Family parks have become makeshift dumping grounds, irate residents are facing off against each other and tourists are thinking twice about the pristine place called Toronto as the most populous city in Canada enters into its second week of a stinky summertime strike.

TORONTO — Family parks have become makeshift dumping grounds, irate residents are facing off against each other and tourists are thinking twice about the pristine place called Toronto as the most populous city in Canada enters into its second week of a stinky summertime strike.

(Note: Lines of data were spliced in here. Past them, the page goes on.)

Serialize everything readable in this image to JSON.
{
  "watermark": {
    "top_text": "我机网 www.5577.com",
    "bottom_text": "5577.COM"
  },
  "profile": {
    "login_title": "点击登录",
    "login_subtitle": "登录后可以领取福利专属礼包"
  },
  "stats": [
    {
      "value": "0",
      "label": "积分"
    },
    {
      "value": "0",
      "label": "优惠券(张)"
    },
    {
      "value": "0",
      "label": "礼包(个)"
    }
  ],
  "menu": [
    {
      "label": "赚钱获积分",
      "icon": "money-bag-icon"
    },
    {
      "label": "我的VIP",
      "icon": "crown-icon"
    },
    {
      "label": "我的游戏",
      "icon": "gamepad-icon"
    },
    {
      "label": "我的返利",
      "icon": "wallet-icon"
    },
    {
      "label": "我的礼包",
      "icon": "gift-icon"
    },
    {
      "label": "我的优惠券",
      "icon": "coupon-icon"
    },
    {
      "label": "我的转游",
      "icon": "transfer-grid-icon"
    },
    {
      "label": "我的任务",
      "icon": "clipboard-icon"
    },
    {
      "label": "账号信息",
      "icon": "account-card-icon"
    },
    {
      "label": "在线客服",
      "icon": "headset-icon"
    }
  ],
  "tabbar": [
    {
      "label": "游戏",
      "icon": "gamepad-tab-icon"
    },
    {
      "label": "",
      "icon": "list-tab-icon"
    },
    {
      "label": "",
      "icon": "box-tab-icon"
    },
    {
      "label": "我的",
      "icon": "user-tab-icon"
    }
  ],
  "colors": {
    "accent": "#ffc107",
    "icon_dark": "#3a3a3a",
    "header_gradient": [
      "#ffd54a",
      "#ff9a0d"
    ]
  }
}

About 24,000 inside and outside municipal workers walked of the job June 22, bringing garbage pickup to a halt and closing city-run daycares, parks and recreation programs, swimming pools and ferry service.

A key issue for workers is pay for unused sick days, a benefit the city said it can no longer afford.

On Sunday, residents had some reprieve from the pungent smell of rotting refuse as rain and cooler temperatures masked the stench.

But that didn’t calm the concerns of a furious community living across the street from a temporary dump site set up by the city west of the downtown core.

“It’s really stinky and there’s children everywhere and I have to sit through it and people are taking to it so easily. They’re just going there and dumping it,” said Sarah Beals, who lives near the basketball-court-turned-dumping-ground.

“It’s out of sight and out of mind,” she added, grimacing at the street lined with car loads full of people ready to toss their trash.

The location, Christie Pits Park, is blocks of grassy land and home to little league games, walking paths and a swimming pool.

Residents have erected prominent, colourful signs declaring that the area is “our park not a dump,” and have confronted people pulling wagons filled with litter and driving pickup trucks stuffed with rotting rubbish.